For those who are unfamiliar with it, the shamisen is a long-throated string instrument frequently seen being plucked with a large pick (bachi) by a geisha in classic Japanese films. Its most recent stylistic development happened at the turn of the last century with the invention of the flashy, quick-fingered Tsugaru style, introduced to the West by the Yoshida Brothers in that Wii commercial a few years back.
In the film, Gen Asuda (Shuji Kashiwabara) is lead guitarist of the most popular rock bank in Japan, Zerodecibal. He ends up drunk in a taxi after being thrown out of the band by singer/ex-girlfriend Mishio (Ran Ran Suzuki). The cab driver turns out to be Goro Igarashi, a Tsugaru shamisen master with a habit of kidnapping promising musicians as apprentices – former “students” include Yo Yo Ma, Eddie Van Halen, and Jimmy Page. Convinced Goro is unhinged, Gen is about to leave when he meets the man’s unbelievably cute granddaughter, Akira (Sayuri Anzu). Hormones being the incredible motivator that they are, Gen decides to stay on as Goro’s pupil. The story moves on from there in a predictable fashion.

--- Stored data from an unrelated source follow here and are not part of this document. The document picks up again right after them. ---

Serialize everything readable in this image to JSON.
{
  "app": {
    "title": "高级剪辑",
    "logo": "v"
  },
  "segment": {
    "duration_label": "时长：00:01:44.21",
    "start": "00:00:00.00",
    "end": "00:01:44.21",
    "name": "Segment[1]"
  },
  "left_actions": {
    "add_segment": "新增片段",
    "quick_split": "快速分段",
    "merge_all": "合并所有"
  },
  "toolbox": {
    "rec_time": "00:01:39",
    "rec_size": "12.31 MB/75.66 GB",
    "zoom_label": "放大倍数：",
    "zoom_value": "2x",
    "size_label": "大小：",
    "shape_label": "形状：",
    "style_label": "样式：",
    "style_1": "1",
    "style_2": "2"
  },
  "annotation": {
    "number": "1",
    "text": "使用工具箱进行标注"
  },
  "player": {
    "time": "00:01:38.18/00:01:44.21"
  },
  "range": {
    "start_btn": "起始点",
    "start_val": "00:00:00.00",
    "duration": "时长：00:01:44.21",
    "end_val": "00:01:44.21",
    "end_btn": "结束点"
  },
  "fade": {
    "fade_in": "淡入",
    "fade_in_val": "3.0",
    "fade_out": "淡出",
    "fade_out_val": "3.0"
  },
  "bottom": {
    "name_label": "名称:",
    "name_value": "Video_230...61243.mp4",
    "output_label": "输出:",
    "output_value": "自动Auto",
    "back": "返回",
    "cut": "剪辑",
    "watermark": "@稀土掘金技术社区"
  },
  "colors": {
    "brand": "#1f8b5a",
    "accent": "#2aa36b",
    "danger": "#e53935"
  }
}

Working within a generic formula works here for director Takefumi Tsutsui, allowing him room for creative play as well as the opportunity to showcase the spectacular musical talents of the various shamisen players. After a poorly constructed apartment scene shot with an awkward handheld technique, the film quickly picks up its standards. Tsutsui is a veteran editor who understands how interrupting the flow of cinematic time with well-placed, interesting passages can effectively create tension to push a story along. In a move straight out of Asian theater, a colorfully dressed female singer drops in to provide the occasional narrative recap. Semi-surrealistic in tone, the film’s comedic moments are charmingly enhanced with whimsical animation, and the requisite learning-by-doing-kitchen-chores sequence, played out as a silent film comedy, is as surprising as it is fun to watch.

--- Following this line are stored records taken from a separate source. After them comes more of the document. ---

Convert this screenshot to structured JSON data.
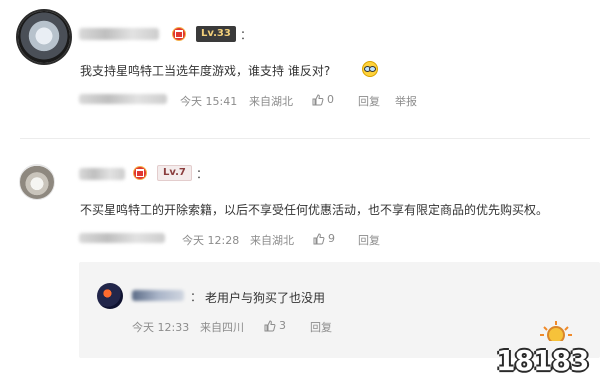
{
  "comments": [
    {
      "level": "Lv.33",
      "text": "我支持星鸣特工当选年度游戏，谁支持 谁反对?",
      "emoji": "glasses-emoji",
      "time": "今天 15:41",
      "location": "来自湖北",
      "likes": "0",
      "reply_label": "回复",
      "report_label": "举报"
    },
    {
      "level": "Lv.7",
      "text": "不买星鸣特工的开除索籍，以后不享受任何优惠活动，也不享有限定商品的优先购买权。",
      "time": "今天 12:28",
      "location": "来自湖北",
      "likes": "9",
      "reply_label": "回复"
    }
  ],
  "reply": {
    "text": "老用户与狗买了也没用",
    "time": "今天 12:33",
    "location": "来自四川",
    "likes": "3",
    "reply_label": "回复"
  },
  "colon": "：",
  "watermark": "18183"
}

Appropriately cast, (especially captivating is Anzu’s performance as Akira,) the film’s momentum stumbles somewhat when the action moves to follow lesser characters. In the end though, this is a movie about music and musicianship with a score by Koji Endo (Happiness of the Katakuris) and that’s where this film really shines. As a vehicle for presenting top-level shamisen players of the Tsugaru style, “Three String Samurai” will thrill anyone who enjoys discovering new sounds.